Packing winds of 240 km per hour (kph), and gusts nearer 300 kph, Hurricane Irma ploughed towards the Leeward Islands and the southern United States on Tuesday as islands in its path braced for possible life-threatening winds, storm surges and flooding.

A state of emergency has been declared from the northern portions of the Lesser Antilles extending right across the state of Florida.

Hurricane Irma is currently located around 500km to the east of Antigua. The system is moving west at approximately 22kmph and is expected to pass close to the northern Leeward Islands on Tuesday night and Wednesday morning.

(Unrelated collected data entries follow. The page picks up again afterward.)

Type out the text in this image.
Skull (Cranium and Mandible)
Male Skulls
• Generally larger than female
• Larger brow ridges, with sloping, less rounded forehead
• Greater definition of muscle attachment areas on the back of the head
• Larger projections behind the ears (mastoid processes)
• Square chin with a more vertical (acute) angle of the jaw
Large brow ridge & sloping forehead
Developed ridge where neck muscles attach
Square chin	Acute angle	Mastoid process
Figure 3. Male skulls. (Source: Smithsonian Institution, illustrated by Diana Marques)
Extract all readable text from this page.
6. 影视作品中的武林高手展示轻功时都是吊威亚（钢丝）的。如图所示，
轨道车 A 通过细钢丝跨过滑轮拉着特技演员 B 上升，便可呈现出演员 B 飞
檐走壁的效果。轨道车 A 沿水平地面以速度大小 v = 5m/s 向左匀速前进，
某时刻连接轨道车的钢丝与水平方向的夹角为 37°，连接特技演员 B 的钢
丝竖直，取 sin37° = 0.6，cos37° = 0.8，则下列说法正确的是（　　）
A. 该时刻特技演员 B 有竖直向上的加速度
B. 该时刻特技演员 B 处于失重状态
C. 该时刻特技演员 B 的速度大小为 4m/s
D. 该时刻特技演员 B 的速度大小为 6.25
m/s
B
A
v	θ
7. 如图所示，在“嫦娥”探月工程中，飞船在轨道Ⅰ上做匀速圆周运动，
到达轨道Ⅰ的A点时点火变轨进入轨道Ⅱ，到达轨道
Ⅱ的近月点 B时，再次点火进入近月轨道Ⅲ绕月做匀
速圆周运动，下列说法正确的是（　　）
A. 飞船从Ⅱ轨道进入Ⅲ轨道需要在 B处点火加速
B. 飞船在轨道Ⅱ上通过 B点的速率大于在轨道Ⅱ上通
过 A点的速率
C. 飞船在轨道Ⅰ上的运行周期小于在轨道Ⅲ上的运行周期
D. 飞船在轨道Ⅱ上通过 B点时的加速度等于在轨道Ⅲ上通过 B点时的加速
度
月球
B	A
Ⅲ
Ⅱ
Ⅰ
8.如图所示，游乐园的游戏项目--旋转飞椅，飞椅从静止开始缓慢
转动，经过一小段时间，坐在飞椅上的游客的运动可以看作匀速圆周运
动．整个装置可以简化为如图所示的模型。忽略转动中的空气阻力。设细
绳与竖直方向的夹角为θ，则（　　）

This is a dangerous and major hurricane, accompanied by life-threatening winds, torrential rain, and a large storm surge. 

READ MORE: Texas governor estimates Harvey damage at up to $180bn

Irma is expected to remain as a Category 5 hurricane right through to the weekend.

"This is not an opportunity to go outside and try to have fun with a hurricane," US Virgin Islands Governor Kenneth Mapp warned.

"It's not time to get on a surfboard."

Some areas are likely to see 200mm to 300mm of rain. Similarly, such rainfall amounts could cause life-threatening flash floods and mudslides.

Once the storm clears the Leeward Islands, the violent winds are expected to affect the British and US Virgin Islands along with Puerto Rico. After that, Hispaniola, Cuba and the Bahamas could also feel its impact.

There is currently an area of low pressure producing a band of rain across central parts of the US. If that continues to make its way towards the eastern seaboard, it should help steer Irma back into the open waters of the North Atlantic.

The alternative could see flooding and wind damage anywhere from the Panhandle to the Mid-Atlantic States, and possibly further north.

Irma will be the second powerful hurricane to thrash the US and its territories in as many weeks.

Harvey, which came ashore on August 25 as the most powerful hurricane to hit Texas in 50 years, killed an estimated 47 people and displaced more than one million after causing wreckage in an area stretching for nearly 500km. 

US President Donald Trump asked Congress to approve $7.85bn in initial emergency funding to deal with the devastation wrought by Hurricane Harvey.